Он замедляет шаг, глядя на щупленькую, съежившуюся под тяжелым пастушьим плащом фигурку. Несмотря на ясное небо и теплое, на его взгляд, солнышко, Матильде этот день кажется холодным. Рассеянно отогнав от нее ветра, Креслин спрашивает:
— Они говорили, что им нужно?
— Говорила только госпожа. Спросила насчет мастера, мол, который с запада… Ты, оказывается, мастер, а ведь не говорил, — добавляет она с укором.
— Я не мастер, — возражает Креслин, и знакомый приступ тошноты тут же заставляет его поправиться: — Не считаю себя мастером. Но некоторые считают.
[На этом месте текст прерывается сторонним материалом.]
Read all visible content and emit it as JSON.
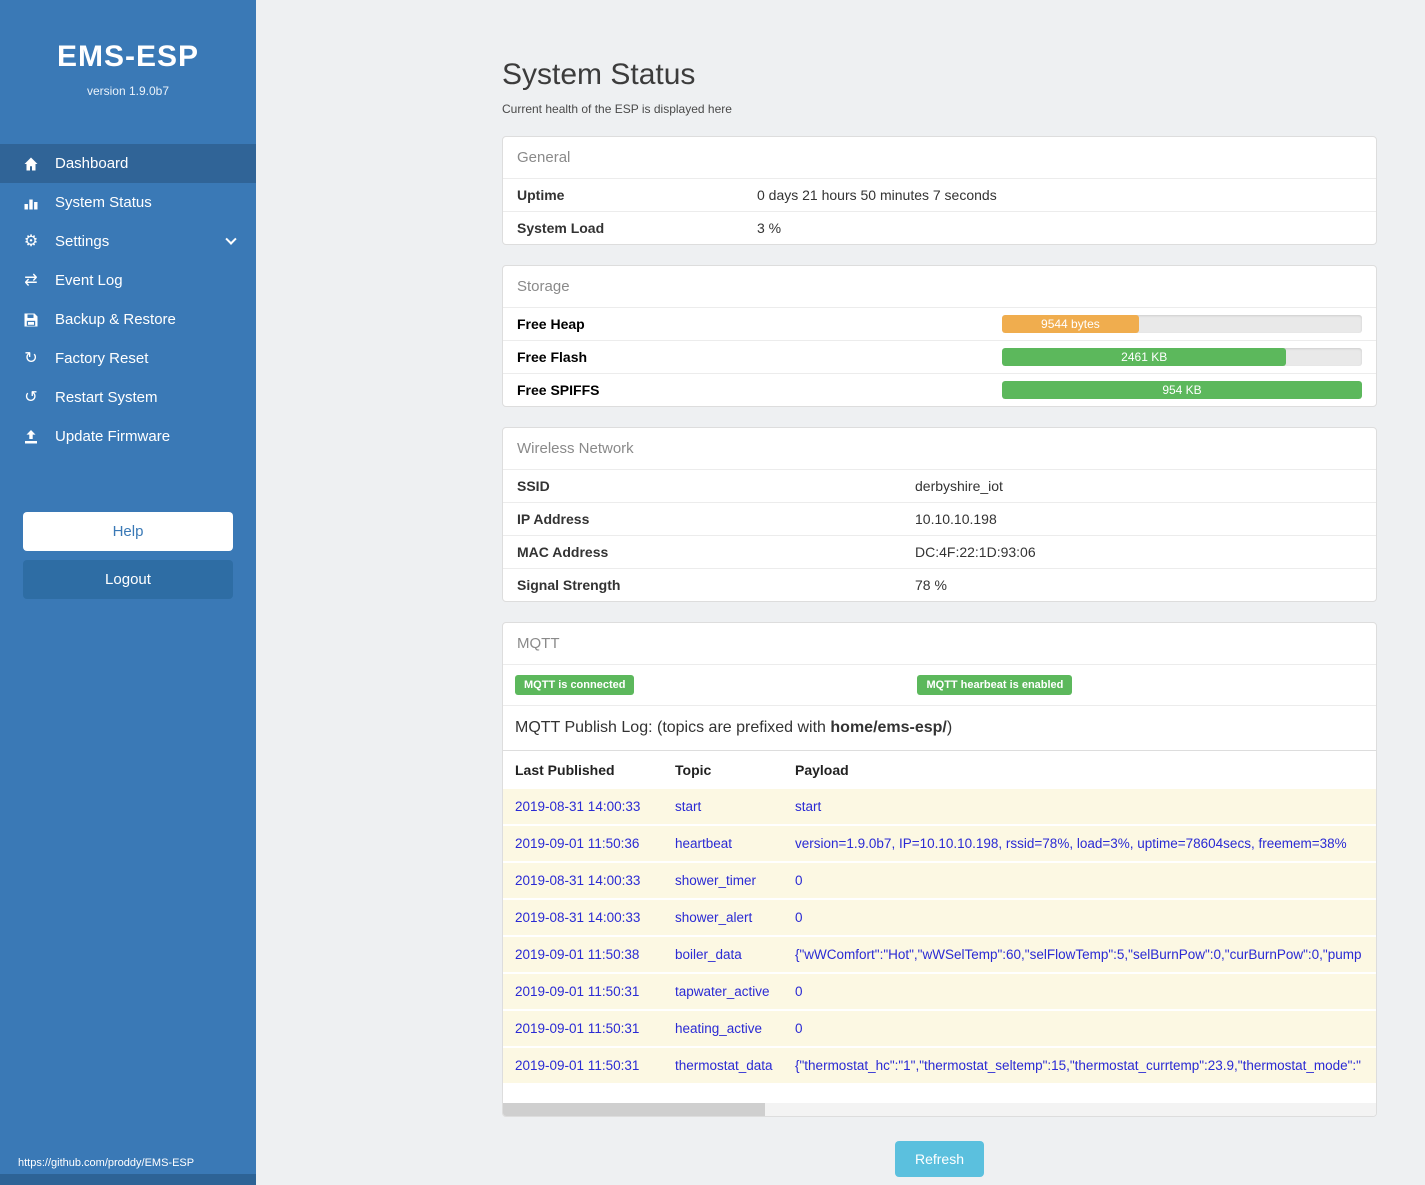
{
  "sidebar": {
    "title": "EMS-ESP",
    "version": "version 1.9.0b7",
    "items": [
      {
        "label": "Dashboard"
      },
      {
        "label": "System Status"
      },
      {
        "label": "Settings"
      },
      {
        "label": "Event Log"
      },
      {
        "label": "Backup & Restore"
      },
      {
        "label": "Factory Reset"
      },
      {
        "label": "Restart System"
      },
      {
        "label": "Update Firmware"
      }
    ],
    "help_label": "Help",
    "logout_label": "Logout",
    "footer_link": "https://github.com/proddy/EMS-ESP"
  },
  "page": {
    "title": "System Status",
    "subtitle": "Current health of the ESP is displayed here"
  },
  "general": {
    "header": "General",
    "rows": [
      {
        "label": "Uptime",
        "value": "0 days 21 hours 50 minutes 7 seconds"
      },
      {
        "label": "System Load",
        "value": "3 %"
      }
    ]
  },
  "storage": {
    "header": "Storage",
    "rows": [
      {
        "label": "Free Heap",
        "bar_label": "9544 bytes",
        "percent": 38,
        "color": "#f0ad4e"
      },
      {
        "label": "Free Flash",
        "bar_label": "2461 KB",
        "percent": 79,
        "color": "#5cb85c"
      },
      {
        "label": "Free SPIFFS",
        "bar_label": "954 KB",
        "percent": 100,
        "color": "#5cb85c"
      }
    ]
  },
  "wireless": {
    "header": "Wireless Network",
    "rows": [
      {
        "label": "SSID",
        "value": "derbyshire_iot"
      },
      {
        "label": "IP Address",
        "value": "10.10.10.198"
      },
      {
        "label": "MAC Address",
        "value": "DC:4F:22:1D:93:06"
      },
      {
        "label": "Signal Strength",
        "value": "78 %"
      }
    ]
  },
  "mqtt": {
    "header": "MQTT",
    "badges": [
      "MQTT is connected",
      "MQTT hearbeat is enabled"
    ],
    "log_title_prefix": "MQTT Publish Log: (topics are prefixed with ",
    "log_title_bold": "home/ems-esp/",
    "log_title_suffix": ")",
    "columns": [
      "Last Published",
      "Topic",
      "Payload"
    ],
    "rows": [
      {
        "published": "2019-08-31 14:00:33",
        "topic": "start",
        "payload": "start"
      },
      {
        "published": "2019-09-01 11:50:36",
        "topic": "heartbeat",
        "payload": "version=1.9.0b7, IP=10.10.10.198, rssid=78%, load=3%, uptime=78604secs, freemem=38%"
      },
      {
        "published": "2019-08-31 14:00:33",
        "topic": "shower_timer",
        "payload": "0"
      },
      {
        "published": "2019-08-31 14:00:33",
        "topic": "shower_alert",
        "payload": "0"
      },
      {
        "published": "2019-09-01 11:50:38",
        "topic": "boiler_data",
        "payload": "{\"wWComfort\":\"Hot\",\"wWSelTemp\":60,\"selFlowTemp\":5,\"selBurnPow\":0,\"curBurnPow\":0,\"pump"
      },
      {
        "published": "2019-09-01 11:50:31",
        "topic": "tapwater_active",
        "payload": "0"
      },
      {
        "published": "2019-09-01 11:50:31",
        "topic": "heating_active",
        "payload": "0"
      },
      {
        "published": "2019-09-01 11:50:31",
        "topic": "thermostat_data",
        "payload": "{\"thermostat_hc\":\"1\",\"thermostat_seltemp\":15,\"thermostat_currtemp\":23.9,\"thermostat_mode\":\""
      }
    ]
  },
  "refresh_label": "Refresh",
  "colors": {
    "sidebar": "#3a79b6",
    "badge_green": "#5cb85c",
    "bar_orange": "#f0ad4e",
    "refresh_blue": "#5bc0de"
  }
}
Он мерит траву длинными шагами. Девчушка, стараясь не отставать, семенит следом. Вскоре они выходят к пологому подъему перед домом.
— А знаешь, мне тоже кажется, что ты мастер. И папа так думает. Мама понять не может, из-за чего сыр-бор. По ней выходит: ты и мухи не обидишь, и это должно быть ясно с первого взгляда даже последнему дураку, — на худеньком личике под вязаной шапочкой появляется озабоченное выражение. — А разве не так?
— Я не мог бы обидеть ни тебя, ни твоих близких. Вообще ни одного хорошего человека.